Immigrants and activists get together in one voice. They demonstrated in Albany, home of the New York Government, to pass the bill to issue driver’s licenses to undocumented immigrants throughout the state, regardless of their immigration status.
Silvia García lives on Long Island and is a member of the pro-immigrant organization Make the Road New York. She considers necessary the approval of this project, since in the state there are areas where driving becomes the only option.
“We can’t count on transportation to get to work or take our children to their medical appointments,” Garcia said, while affirming that immigrants in New York have waited a long time for the state legislature to take action on this issue.
In 2002, Governor George Pataki imposed a requirement to have a social security document in order to obtain or keep a driver’s license, which caused thousands of immigrants to lose a permit that made it easier for them to carry out their daily activities.
The bill was presented by Assemblymember Marco Crespo and Senator Luis Sepulveda, and is waiting for the support of the legislative chambers, whose session ends in mid-June. There is no date to vote yet and Governor Andrew Cuomo has not asked it to be included in the agenda, according to EFE news agency.

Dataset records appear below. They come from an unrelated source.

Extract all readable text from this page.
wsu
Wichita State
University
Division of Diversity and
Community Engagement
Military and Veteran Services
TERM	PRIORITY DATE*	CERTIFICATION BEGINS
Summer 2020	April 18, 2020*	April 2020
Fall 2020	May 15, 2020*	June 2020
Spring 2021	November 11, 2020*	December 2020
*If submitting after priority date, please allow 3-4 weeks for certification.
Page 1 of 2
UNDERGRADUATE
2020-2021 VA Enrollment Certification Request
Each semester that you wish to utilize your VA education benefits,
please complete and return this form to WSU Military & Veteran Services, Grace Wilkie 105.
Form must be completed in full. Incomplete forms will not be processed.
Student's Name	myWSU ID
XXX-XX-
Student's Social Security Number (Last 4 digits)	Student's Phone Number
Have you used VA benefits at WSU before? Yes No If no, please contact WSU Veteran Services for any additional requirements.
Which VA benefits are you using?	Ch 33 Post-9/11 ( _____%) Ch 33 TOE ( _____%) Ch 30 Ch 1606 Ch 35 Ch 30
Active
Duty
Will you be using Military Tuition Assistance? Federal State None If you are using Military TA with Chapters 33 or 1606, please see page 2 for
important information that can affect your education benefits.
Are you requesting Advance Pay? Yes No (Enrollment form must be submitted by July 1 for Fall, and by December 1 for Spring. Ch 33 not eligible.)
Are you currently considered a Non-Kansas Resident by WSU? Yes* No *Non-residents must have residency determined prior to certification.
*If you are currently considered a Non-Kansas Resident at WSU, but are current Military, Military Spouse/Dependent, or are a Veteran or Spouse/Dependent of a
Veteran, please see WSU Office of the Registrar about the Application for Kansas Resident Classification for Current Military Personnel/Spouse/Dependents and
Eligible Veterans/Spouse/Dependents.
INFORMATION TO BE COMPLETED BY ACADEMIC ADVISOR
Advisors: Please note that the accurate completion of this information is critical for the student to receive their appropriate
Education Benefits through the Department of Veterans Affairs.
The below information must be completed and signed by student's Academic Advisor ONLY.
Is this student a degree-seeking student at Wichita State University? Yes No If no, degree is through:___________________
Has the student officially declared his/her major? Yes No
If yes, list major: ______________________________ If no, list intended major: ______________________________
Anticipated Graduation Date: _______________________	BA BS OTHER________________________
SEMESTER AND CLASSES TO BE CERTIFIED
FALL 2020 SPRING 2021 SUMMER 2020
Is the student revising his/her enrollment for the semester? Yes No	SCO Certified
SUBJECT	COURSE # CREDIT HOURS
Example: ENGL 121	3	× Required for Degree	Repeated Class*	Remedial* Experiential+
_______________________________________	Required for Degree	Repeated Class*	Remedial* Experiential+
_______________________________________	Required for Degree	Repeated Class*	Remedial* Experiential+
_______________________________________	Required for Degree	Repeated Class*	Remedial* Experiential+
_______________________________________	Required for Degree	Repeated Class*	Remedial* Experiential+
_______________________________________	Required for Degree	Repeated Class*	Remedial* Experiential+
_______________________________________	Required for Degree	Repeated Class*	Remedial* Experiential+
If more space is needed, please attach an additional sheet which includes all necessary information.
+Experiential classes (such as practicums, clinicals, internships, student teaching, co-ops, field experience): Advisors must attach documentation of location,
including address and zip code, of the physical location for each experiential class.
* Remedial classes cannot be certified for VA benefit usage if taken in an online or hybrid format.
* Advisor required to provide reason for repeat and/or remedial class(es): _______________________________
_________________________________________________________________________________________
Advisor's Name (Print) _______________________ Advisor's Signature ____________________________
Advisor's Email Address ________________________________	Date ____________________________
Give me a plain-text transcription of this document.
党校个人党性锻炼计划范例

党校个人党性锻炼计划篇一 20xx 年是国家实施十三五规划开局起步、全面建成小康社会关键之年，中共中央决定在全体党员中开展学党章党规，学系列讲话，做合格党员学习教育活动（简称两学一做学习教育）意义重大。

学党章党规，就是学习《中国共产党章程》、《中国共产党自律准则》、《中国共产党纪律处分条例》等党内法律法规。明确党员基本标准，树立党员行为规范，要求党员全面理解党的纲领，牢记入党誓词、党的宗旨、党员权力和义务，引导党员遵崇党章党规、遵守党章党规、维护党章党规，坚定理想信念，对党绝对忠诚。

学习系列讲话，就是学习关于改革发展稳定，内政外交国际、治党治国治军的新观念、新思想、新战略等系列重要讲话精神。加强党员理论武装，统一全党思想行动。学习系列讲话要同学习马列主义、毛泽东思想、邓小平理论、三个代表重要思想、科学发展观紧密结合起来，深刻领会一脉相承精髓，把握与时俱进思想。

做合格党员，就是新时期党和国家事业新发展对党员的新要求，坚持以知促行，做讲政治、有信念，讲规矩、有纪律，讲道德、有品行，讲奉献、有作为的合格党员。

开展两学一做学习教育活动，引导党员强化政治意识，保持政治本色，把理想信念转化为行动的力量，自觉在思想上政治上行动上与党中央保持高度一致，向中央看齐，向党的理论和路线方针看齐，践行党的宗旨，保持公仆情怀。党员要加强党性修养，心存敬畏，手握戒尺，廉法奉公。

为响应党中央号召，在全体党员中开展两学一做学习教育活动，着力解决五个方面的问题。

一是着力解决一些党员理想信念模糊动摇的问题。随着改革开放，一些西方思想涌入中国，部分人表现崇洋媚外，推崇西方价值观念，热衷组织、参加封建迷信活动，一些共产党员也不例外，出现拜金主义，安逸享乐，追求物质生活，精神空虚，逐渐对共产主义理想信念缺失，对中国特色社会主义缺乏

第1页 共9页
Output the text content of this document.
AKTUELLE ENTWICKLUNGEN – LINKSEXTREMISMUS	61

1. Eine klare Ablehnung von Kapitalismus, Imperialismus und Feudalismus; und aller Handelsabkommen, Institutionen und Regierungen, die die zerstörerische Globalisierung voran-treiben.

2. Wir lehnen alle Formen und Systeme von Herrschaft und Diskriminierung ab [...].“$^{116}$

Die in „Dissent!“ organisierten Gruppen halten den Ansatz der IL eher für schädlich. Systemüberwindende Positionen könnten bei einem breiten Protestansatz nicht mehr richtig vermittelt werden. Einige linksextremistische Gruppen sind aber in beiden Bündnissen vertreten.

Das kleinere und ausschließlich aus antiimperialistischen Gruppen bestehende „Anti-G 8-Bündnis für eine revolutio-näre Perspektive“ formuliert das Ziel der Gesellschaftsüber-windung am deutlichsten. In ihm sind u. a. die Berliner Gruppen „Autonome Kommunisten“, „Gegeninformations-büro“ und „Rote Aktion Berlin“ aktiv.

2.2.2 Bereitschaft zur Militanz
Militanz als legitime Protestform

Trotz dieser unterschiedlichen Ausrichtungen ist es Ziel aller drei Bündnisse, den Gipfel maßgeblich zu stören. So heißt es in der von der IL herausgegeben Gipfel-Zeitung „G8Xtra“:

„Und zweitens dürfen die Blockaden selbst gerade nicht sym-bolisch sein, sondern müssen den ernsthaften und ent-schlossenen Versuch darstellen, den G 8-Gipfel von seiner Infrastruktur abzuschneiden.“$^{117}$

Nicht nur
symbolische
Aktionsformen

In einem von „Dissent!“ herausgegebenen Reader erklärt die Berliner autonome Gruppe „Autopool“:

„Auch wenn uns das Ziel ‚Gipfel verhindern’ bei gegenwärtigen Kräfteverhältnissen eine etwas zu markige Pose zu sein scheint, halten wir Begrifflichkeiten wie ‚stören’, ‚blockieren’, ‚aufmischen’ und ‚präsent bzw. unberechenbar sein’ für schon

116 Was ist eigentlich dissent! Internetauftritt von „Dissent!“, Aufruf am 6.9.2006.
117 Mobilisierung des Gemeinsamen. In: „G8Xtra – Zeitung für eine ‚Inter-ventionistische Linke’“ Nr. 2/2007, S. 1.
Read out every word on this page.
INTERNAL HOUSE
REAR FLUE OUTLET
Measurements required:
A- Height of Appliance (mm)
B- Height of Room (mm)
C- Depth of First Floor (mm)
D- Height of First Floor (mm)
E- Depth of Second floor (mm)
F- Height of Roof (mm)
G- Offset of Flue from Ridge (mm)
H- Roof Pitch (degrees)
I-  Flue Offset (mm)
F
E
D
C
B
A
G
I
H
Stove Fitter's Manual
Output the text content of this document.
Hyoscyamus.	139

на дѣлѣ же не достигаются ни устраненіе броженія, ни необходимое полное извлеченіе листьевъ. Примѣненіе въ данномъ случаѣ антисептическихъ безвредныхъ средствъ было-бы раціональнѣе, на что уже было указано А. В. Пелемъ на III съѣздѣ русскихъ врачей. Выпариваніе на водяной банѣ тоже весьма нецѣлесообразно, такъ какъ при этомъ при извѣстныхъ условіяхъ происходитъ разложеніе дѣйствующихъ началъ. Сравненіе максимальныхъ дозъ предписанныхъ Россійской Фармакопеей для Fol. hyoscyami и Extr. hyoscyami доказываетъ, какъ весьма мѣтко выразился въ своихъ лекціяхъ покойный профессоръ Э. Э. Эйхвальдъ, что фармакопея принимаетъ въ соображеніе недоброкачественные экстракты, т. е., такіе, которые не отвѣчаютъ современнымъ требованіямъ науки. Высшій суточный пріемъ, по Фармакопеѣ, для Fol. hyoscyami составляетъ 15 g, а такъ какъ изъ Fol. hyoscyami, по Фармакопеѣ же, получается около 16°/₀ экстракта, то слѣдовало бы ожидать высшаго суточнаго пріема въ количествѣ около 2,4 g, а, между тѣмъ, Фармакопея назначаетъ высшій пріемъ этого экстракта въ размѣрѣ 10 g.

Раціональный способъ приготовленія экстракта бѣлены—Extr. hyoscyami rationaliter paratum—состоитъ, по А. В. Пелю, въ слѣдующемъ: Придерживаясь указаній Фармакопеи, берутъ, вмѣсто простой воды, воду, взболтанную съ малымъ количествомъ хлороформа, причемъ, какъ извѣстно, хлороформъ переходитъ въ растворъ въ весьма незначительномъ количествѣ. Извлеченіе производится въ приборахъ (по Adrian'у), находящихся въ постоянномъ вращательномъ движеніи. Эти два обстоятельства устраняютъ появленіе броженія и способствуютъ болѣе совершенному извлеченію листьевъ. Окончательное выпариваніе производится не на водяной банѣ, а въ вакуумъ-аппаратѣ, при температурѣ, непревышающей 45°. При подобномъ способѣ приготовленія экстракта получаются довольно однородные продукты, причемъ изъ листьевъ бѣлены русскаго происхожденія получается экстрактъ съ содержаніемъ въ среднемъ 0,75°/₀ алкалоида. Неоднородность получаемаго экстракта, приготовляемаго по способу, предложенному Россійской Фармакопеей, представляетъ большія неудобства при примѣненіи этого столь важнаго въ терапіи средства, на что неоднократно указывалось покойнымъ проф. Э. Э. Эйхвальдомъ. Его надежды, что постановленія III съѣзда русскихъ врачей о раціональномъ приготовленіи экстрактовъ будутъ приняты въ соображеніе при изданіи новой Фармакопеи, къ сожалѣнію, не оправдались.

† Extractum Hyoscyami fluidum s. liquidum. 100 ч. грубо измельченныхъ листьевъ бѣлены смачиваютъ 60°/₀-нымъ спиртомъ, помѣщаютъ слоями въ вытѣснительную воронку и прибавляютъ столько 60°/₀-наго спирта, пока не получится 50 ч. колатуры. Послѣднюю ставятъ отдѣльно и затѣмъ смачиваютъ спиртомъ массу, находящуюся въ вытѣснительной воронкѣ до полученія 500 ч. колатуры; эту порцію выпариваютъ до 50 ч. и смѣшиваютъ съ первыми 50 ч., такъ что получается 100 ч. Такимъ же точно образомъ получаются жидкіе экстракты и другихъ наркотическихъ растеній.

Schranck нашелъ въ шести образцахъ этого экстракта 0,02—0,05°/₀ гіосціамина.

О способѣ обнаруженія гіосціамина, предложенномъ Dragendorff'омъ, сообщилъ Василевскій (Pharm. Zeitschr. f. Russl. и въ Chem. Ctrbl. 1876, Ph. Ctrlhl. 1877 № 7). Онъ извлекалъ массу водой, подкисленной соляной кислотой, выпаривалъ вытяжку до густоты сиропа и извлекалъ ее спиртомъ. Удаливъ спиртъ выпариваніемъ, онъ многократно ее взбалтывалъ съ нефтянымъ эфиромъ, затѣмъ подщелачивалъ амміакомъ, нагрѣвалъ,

Crespo believes that the time to restore the privilege of driving to non-citizen residents “is now. “This legislation will make the roads safer for all New Yorkers. It will also significantly increase revenue for our state and reduce the cost of car insurance for all drivers.
Meanwhile, Sepulveda said that undocumented immigrants contribute more than one billion dollars a year to the state’s economy, so if this bill is approved, that amount will favor the creation of more jobs, better salaries and millions of dollars in local and state income.
Recently, Governor Cuomo expressed his support for this project, which according to projections by the Fiscal Policy Institute (FPI), it would benefit some 250,000 immigrants. So did Brooklyn District Attorney Eric Gonzalez for the positive impact it would have on road safety, as licensed drivers drive “with proper testing and insurance.”
New York, Oregon, Wisconsin and New Jersey could join twelve other states that already offer driver’s licenses to migrants, as has been done in Puerto Rico and the District of Columbia.